The maker of Guinness said today that although it was alert to any impact from the fragile global economy, trading in its July-September first quarter was marginally ahead of its own expectations.
The quarterly sales rise compared with forecast growth of 5.9 per cent in a Reuters poll, and was reported in a trading update ahead of the group's annual general meeting.
Diageo's chief executive Paul Walsh said the group saw very strong growth of 20 percent in emerging markets, improving growth in Europe and better pricing in North America.
"Diageo has delivered a good start to the new financial year. Net sales growth was marginally ahead of expectations and the quarter did benefit from some one-off factors which are not expected to reoccur in the second quarter," Mr Walsh added.
The two major one-off impacts came in Spain and Venezuela, which improved strongly from the same period last year when the former suffered from heavy destocking and the latter from a currency crisis.
Analysts estimate that stripping out these one-offs meant underlying growth was around 7 percent, still above consensus forecasts, while there were some key positives like a return to growth in Western Europe and strong growth in Latin America.
"These results represent a very encouraging start to the year and a good underwriting of existing estimates," said analyst Michael Bleakley at house brokers Credit Suisse.
Diageo said its Latin America and Caribbean region saw underlying quarterly sales rise 30 per cent, followed by Asia Pacific up 14 per cent, Africa 9 per cent, Europe 6 per cent, and North America 5 per cent.
Analysts said growth in Europe was the best since Diageo started disclosing regional sales numbers in 2005 and was led by 10 per cent plus growth in Russia, Eastern Europe, Germany, the Nordic markets and Spain.
The London-based group is expanding into fast-growing emerging markets with recent deals in China and Turkey and expects half its turnover to come from these markets by 2015 from a current proportion of around 35 percent.
In August, the company set new targets to grow underlying annual sales 6 per cent, improve margins and see double-digit percentage earnings growth in the medium term.

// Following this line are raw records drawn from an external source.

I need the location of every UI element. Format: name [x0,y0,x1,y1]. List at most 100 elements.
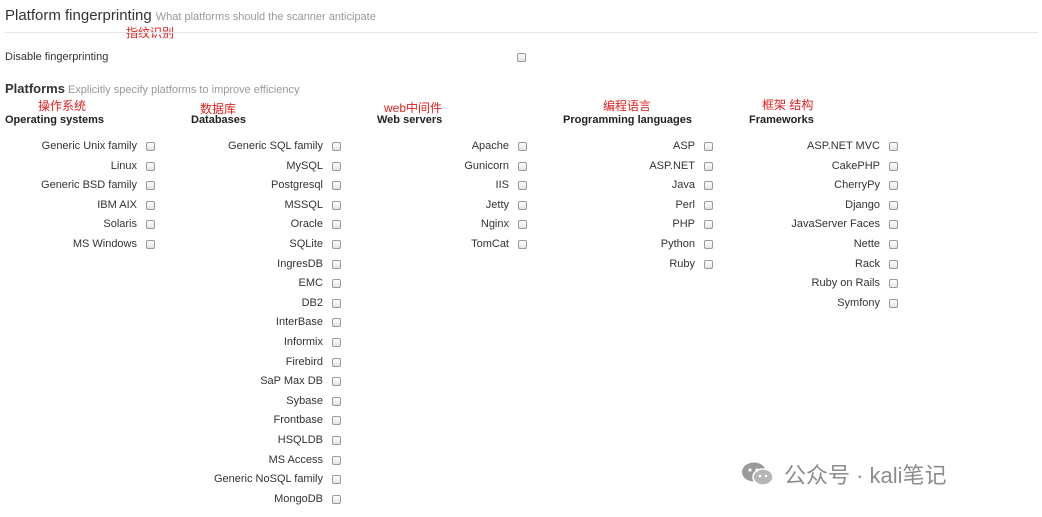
option-checkbox[interactable] [704,161,713,171]
database-option[interactable]: MySQL [200,160,341,180]
option-checkbox[interactable] [889,142,898,151]
language-option[interactable]: Ruby [590,258,713,278]
web-server-option[interactable]: TomCat [400,238,527,258]
os-option[interactable]: Generic BSD family [20,179,155,199]
option-checkbox[interactable] [704,239,713,249]
framework-option[interactable]: CakePHP [770,160,898,180]
database-option[interactable]: Generic SQL family [200,140,341,160]
language-option[interactable]: PHP [590,218,713,238]
database-option[interactable]: EMC [200,277,341,297]
option-checkbox[interactable] [332,377,341,387]
option-checkbox[interactable] [332,161,341,171]
option-checkbox[interactable] [889,298,898,308]
option-checkbox[interactable] [889,181,898,191]
framework-option[interactable]: Ruby on Rails [770,277,898,297]
option-checkbox[interactable] [704,200,713,210]
option-checkbox[interactable] [704,181,713,191]
database-option[interactable]: Generic NoSQL family [200,473,341,493]
option-checkbox[interactable] [889,161,898,171]
option-checkbox[interactable] [332,337,341,347]
os-option[interactable]: IBM AIX [20,199,155,219]
option-checkbox[interactable] [518,181,527,191]
database-option[interactable]: Postgresql [200,179,341,199]
option-checkbox[interactable] [332,181,341,191]
language-option[interactable]: Java [590,179,713,199]
option-checkbox[interactable] [889,220,898,230]
os-option[interactable]: Generic Unix family [20,140,155,160]
web-server-option[interactable]: Jetty [400,199,527,219]
web-server-option[interactable]: Apache [400,140,527,160]
option-checkbox[interactable] [146,181,155,191]
option-checkbox[interactable] [332,435,341,445]
disable-fingerprinting-checkbox[interactable] [517,53,526,62]
option-checkbox[interactable] [146,239,155,249]
web-server-option[interactable]: Nginx [400,218,527,238]
database-option[interactable]: HSQLDB [200,434,341,454]
database-option[interactable]: Frontbase [200,414,341,434]
database-option[interactable]: InterBase [200,316,341,336]
option-checkbox[interactable] [332,298,341,308]
language-option[interactable]: Perl [590,199,713,219]
web-server-option[interactable]: Gunicorn [400,160,527,180]
framework-option[interactable]: Django [770,199,898,219]
option-checkbox[interactable] [332,200,341,210]
database-option[interactable]: Sybase [200,395,341,415]
option-checkbox[interactable] [518,200,527,210]
disable-fingerprinting-label: Disable fingerprinting [5,51,109,63]
language-option[interactable]: ASP.NET [590,160,713,180]
option-checkbox[interactable] [704,259,713,269]
database-option[interactable]: IngresDB [200,258,341,278]
web-server-option[interactable]: IIS [400,179,527,199]
framework-option[interactable]: Nette [770,238,898,258]
database-option[interactable]: Informix [200,336,341,356]
option-checkbox[interactable] [889,259,898,269]
option-checkbox[interactable] [332,455,341,465]
option-checkbox[interactable] [704,220,713,230]
database-option[interactable]: Oracle [200,218,341,238]
database-option[interactable]: SQLite [200,238,341,258]
language-option[interactable]: Python [590,238,713,258]
framework-option[interactable]: Symfony [770,297,898,317]
os-option[interactable]: MS Windows [20,238,155,258]
heading-operating-systems: Operating systems [5,114,105,126]
option-checkbox[interactable] [332,239,341,249]
database-option[interactable]: SaP Max DB [200,375,341,395]
option-checkbox[interactable] [332,475,341,485]
option-checkbox[interactable] [146,200,155,210]
option-checkbox[interactable] [889,200,898,210]
option-checkbox[interactable] [332,416,341,426]
language-option[interactable]: ASP [590,140,713,160]
option-checkbox[interactable] [332,494,341,504]
framework-option[interactable]: Rack [770,258,898,278]
option-checkbox[interactable] [332,279,341,289]
option-checkbox[interactable] [332,259,341,269]
os-list: Generic Unix family Linux Generic BSD fa… [20,140,155,258]
option-checkbox[interactable] [146,142,155,151]
framework-option[interactable]: ASP.NET MVC [770,140,898,160]
database-option[interactable]: Firebird [200,356,341,376]
option-checkbox[interactable] [889,239,898,249]
option-label: Solaris [103,218,137,231]
framework-option[interactable]: CherryPy [770,179,898,199]
option-checkbox[interactable] [332,357,341,367]
option-checkbox[interactable] [518,161,527,171]
os-option[interactable]: Linux [20,160,155,180]
heading-programming-languages: Programming languages [563,114,692,126]
option-checkbox[interactable] [704,142,713,151]
option-checkbox[interactable] [146,220,155,230]
database-option[interactable]: MongoDB [200,493,341,513]
option-checkbox[interactable] [332,396,341,406]
option-checkbox[interactable] [518,142,527,151]
option-checkbox[interactable] [518,239,527,249]
database-option[interactable]: MS Access [200,454,341,474]
option-checkbox[interactable] [332,318,341,328]
database-option[interactable]: DB2 [200,297,341,317]
framework-option[interactable]: JavaServer Faces [770,218,898,238]
database-option[interactable]: MSSQL [200,199,341,219]
os-option[interactable]: Solaris [20,218,155,238]
option-checkbox[interactable] [332,142,341,151]
option-checkbox[interactable] [332,220,341,230]
option-checkbox[interactable] [889,279,898,289]
option-checkbox[interactable] [518,220,527,230]
option-checkbox[interactable] [146,161,155,171]
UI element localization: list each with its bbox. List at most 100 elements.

Underlying sales and operating profit grew 5 per cent in its 2010/11 year to end-June.
"We believe Diageo should meet its mid-term sales growth guidance of 6 per cent in 2011/12, now needing 5.3 per cent growth for the rest of the year," said UBS's Melissa Earlam.
The group said the strong dollar against the pound would cut operating profits by £35 million for the year to June 2012 compared to a previous estimate for a £25 million hit.
Diageo's arch rival, Pernod Ricard , will outline its annual targets tomorrow when the Absolut vodka and Martell cognac maker reports first-quarter sales.
Its underlying sales rose 7 per cent and profit 8 per cent in its year to end-June.